If you live within Atlanta’s city limits, as I do, you are by now used to hearing about the $1.3 billion deficit for the pension plans for city employees. But if you read the first installment of the AJC’s series on public pensions in the area, the number that should have jumped out at you is the one for Atlanta Public Schools: $532.5 million more, pushing the total tab for city taxpayers to nearly $2 billion. And that’s on top of our share of Fulton County’s shortfall.
APS serves a student population of around 50,000 students, and its pension plan doesn’t even cover teachers (they’re in the state’s pension system, which is in far better financial shape). Yet, its pension deficit is larger, both in absolute terms and as a percentage of its liabilities, than any of metro Atlanta’s counties.
As bad as the deficits are, there’s a problem with focusing only on the deficits when looking at the pension plans. The more immediate threat is the enormous amount of money each jurisdiction spends each year just to keep from falling further behind.
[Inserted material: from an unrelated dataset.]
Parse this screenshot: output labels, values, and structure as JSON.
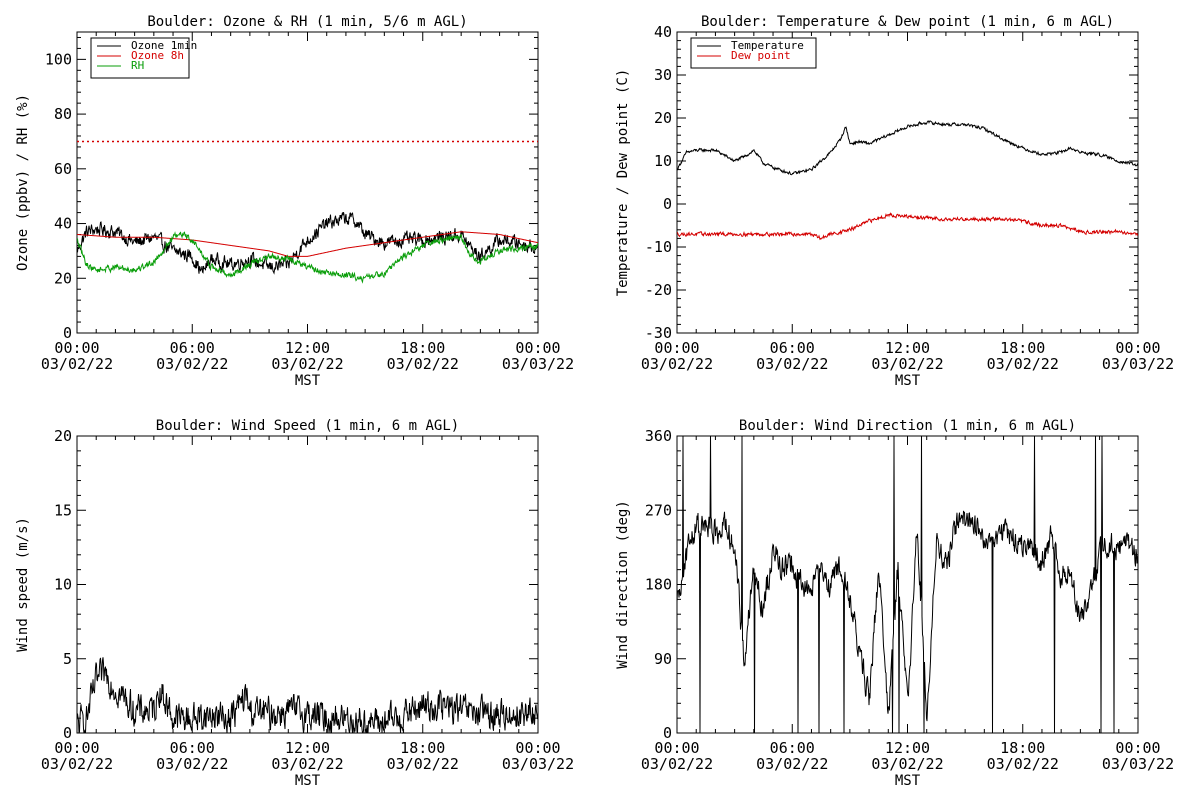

At APS, that figure this year is $39 million, or about as much as the salaries 557 teachers. The city government spends another $125 million a year on pensions, pushing the total for city taxpayers well north of $160 million each year.
All told, almost 20 percent of the property taxes Atlanta residents pay each year goes not for wages for police or firefighters or teachers, not for parks or libraries or school buses, but for pensions. And all of that money simply maintains the status quo — it doesn’t reduce the deficits.
As the economist Herb Stein once said, if something cannot go on forever, it won’t. This is one of those things.
Atlanta Mayor Kasim Reed has proposed a pensions solution that he says will lower unfunded liabilities and cut the city’s annual payments by $40 million to $50 million. Does it amount to a less rich plan for city police, firefighters and other workers? Absolutely — but then, the plan they have now is about as rich as these things come. And Reed’s plan doesn’t attempt to claw back some of the unfunded, retroactive pension boosts from 2001 and 2005 that really put the city’s pensions in the hole (although that could happen anyway if a lawsuit by the Fulton County Taxpayers Foundation is successful).
But the city employees — and school system employees, if APS ever tries to overhaul its retirement system — would be wise to consider this question in reacting to Reed’s proposal: Is it better to receive a lesser promise that can be kept, or a better one that can’t?